Que le gouvernement du Canada envisage toutes les avenues possibles pour protéger les investissements canadiens en Équateur lorsqu’il devra décider des dispositions sur l’investissement. Avant d’arrêter sa décision, il devrait consulter les parties concernées par ces avenues.

Recommandation 3

Que le gouvernement du Canada cherche à obtenir des dispositions qui traiteraient de certaines questions sur les droits de la personne, les droits des travailleurs, les milieux naturels, le genre, les peuples autochtones ainsi que sur les petites et moyennes entreprises. Ces dispositions devraient, dans la mesure du possible, ressembler à celles dans certains autres accords commerciaux en vigueur du Canada.

Recommandation 4

Que le gouvernement du Canada entreprenne des consultations auprès des parties prenantes tout au long du processus de négociations lorsque des propositions sont envisagées.

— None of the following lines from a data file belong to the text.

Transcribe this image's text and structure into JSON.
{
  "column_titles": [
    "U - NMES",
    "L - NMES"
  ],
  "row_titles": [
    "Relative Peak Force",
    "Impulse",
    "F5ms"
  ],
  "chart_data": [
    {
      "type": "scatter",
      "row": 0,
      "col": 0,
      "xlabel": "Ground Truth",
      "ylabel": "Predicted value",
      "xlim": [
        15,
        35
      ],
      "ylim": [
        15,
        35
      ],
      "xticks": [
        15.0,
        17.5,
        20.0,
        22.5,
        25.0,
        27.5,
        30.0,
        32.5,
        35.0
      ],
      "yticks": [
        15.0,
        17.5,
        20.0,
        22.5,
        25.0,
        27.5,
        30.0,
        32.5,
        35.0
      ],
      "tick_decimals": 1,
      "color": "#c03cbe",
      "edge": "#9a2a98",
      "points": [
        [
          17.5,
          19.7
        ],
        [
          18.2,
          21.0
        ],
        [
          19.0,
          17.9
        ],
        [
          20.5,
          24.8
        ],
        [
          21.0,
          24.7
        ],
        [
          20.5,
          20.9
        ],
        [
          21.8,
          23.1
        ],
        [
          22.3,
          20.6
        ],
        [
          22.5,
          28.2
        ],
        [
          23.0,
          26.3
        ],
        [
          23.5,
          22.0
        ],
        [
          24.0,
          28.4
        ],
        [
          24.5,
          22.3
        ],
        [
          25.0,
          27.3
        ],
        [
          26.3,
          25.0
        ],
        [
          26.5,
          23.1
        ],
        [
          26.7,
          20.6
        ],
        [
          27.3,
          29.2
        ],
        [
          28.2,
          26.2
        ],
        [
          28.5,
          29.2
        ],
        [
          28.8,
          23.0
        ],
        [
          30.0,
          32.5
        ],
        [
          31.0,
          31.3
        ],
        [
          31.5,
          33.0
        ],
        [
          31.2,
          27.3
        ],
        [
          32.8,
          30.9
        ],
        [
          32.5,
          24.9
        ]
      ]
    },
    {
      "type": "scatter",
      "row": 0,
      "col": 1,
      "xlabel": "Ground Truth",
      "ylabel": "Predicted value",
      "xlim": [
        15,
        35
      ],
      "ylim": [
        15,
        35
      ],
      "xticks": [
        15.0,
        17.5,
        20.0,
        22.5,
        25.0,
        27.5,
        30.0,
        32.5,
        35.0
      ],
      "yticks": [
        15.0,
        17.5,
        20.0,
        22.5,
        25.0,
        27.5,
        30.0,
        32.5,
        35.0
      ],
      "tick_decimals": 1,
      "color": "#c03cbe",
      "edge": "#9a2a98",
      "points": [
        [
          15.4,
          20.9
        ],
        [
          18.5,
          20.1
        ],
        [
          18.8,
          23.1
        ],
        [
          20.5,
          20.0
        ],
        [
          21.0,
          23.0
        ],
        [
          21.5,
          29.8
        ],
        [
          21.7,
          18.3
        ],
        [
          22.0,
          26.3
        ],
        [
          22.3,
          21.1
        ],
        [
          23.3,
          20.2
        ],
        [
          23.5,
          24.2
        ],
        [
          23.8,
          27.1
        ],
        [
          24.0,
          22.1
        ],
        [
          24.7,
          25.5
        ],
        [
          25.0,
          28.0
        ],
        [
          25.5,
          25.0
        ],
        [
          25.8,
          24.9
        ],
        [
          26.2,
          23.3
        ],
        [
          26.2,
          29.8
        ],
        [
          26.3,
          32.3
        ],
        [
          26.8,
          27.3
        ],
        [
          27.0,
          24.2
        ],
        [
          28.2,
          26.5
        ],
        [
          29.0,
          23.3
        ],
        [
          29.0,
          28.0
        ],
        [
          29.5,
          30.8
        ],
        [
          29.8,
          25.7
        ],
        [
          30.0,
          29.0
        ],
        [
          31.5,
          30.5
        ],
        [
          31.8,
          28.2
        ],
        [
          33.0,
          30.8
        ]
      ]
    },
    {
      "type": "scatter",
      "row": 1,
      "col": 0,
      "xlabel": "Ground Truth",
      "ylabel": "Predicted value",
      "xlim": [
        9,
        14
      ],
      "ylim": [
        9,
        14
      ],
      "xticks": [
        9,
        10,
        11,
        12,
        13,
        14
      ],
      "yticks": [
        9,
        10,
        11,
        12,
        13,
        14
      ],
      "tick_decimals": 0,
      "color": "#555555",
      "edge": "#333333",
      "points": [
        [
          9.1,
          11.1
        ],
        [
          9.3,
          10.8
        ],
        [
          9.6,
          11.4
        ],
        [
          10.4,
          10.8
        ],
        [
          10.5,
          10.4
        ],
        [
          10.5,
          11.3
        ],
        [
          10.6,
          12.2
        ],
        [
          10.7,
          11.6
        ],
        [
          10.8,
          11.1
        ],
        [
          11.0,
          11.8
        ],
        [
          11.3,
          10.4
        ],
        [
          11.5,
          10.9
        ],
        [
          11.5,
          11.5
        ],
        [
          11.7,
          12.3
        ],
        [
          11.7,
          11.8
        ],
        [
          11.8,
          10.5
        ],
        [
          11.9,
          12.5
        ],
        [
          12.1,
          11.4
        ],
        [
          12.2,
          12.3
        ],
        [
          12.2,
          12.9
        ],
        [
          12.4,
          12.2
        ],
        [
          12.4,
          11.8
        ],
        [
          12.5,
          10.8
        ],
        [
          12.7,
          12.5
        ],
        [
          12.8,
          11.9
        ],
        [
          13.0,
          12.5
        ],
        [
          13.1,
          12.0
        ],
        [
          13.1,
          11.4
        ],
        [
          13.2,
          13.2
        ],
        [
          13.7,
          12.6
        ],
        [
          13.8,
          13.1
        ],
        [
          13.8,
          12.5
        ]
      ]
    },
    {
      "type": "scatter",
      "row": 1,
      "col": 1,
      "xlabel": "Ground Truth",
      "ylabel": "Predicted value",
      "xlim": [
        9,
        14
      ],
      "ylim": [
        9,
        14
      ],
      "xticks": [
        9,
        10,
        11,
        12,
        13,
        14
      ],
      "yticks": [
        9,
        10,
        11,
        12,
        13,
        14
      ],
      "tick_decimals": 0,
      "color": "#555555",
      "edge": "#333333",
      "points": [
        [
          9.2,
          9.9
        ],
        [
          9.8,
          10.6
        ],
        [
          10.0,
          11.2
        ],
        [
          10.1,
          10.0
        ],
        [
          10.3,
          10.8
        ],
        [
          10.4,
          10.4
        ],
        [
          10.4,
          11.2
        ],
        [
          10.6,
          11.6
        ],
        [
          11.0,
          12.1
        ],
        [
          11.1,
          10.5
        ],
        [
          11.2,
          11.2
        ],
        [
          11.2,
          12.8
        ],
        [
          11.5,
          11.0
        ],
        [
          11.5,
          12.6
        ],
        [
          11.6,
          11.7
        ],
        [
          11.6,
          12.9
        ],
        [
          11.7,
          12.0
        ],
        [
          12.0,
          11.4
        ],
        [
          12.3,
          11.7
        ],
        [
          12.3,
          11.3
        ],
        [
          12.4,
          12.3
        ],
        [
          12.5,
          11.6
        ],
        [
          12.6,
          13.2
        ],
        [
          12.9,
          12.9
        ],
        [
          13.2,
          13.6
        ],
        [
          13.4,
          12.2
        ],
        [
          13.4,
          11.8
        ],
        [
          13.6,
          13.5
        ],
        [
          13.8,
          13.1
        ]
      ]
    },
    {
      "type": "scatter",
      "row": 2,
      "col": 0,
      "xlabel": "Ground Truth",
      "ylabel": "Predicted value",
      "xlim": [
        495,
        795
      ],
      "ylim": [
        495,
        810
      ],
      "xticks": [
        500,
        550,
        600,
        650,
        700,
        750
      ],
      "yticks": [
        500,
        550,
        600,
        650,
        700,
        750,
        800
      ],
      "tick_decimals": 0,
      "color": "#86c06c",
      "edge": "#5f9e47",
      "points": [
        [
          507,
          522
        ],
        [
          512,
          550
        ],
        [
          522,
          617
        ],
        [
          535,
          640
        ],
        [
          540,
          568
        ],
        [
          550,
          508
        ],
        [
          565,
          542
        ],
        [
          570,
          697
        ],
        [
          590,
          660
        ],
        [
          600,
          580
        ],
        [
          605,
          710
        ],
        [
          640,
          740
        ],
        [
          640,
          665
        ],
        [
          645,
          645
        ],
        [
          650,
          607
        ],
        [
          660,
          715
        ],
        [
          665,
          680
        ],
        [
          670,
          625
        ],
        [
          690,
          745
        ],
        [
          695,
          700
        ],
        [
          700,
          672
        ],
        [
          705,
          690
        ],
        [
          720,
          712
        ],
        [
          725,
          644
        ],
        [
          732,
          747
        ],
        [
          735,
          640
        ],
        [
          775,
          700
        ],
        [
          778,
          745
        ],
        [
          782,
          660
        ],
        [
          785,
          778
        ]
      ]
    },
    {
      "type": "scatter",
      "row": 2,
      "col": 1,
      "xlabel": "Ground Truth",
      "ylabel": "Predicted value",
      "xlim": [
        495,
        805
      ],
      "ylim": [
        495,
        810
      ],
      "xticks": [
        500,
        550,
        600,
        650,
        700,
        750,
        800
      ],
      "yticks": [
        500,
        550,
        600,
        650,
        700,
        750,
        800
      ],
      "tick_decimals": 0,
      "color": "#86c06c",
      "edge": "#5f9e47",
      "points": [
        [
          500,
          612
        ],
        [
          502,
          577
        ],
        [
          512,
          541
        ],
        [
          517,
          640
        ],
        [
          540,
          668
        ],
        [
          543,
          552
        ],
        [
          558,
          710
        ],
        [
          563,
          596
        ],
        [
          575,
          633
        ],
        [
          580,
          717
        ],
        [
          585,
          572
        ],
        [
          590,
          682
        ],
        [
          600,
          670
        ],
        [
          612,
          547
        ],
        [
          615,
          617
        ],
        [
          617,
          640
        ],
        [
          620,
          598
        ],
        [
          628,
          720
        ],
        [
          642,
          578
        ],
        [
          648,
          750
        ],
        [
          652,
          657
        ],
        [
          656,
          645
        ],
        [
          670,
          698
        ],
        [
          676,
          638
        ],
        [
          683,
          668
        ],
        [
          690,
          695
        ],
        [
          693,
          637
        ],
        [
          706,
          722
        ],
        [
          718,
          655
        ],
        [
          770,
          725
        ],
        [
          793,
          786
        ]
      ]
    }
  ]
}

Qui plus est, il devrait mettre au point des mesures afin d’informer les entreprises canadiennes des débouchés d’exportations en Équateur et de leur offrir du soutien au moment de la mise en œuvre de l’accord conclu.

Recommandation 5

Que le gouvernement du Canada veille à ce qu’aucun accord commercial entre le Canada et l’Équateur ne soit conclu sans que les peuples autochtones concernés de l’Équateur ne soient consultés de manière approfondie, transparente et efficace, et sans que ces peuples autochtones ne donnent préalablement leur consentement libre et éclairé à la mise en œuvre de tout accord du genre. Le collectif Mujeres Amazonicas Defensores de la Selva devrait faire partie des intervenants autochtones qui sont consultés et à qui le consentement devrait être demandé.


[1]              Le document d’Affaires mondiales Canada n’a pas été téléversé sur le site Web du Comité permanent du commerce international de la Chambre des communes.

[2]              La réponse écrite de l’Association canadienne de la distribution des fruits et légumes n’a pas été téléversée sur le site Web du Comité permanent du commerce international de la Chambre des communes.

[3]              Le département d’État américain indique que le système des tranches de prix de la Communauté andine est un « système de droits de douane ad valorem variables appliqués à certaines importations agricoles en provenance de pays autres que ceux de la Communauté andine, essentiellement des marchandises en vrac ». Il ajoute que le système est « conçu pour augmenter les droits de douane lorsque les prix mondiaux sont bas et pour les abaisser lorsque les prix mondiaux sont élevés ». La Communauté andine comprend la Bolivie, la Colombie, l’Équateur et le Pérou.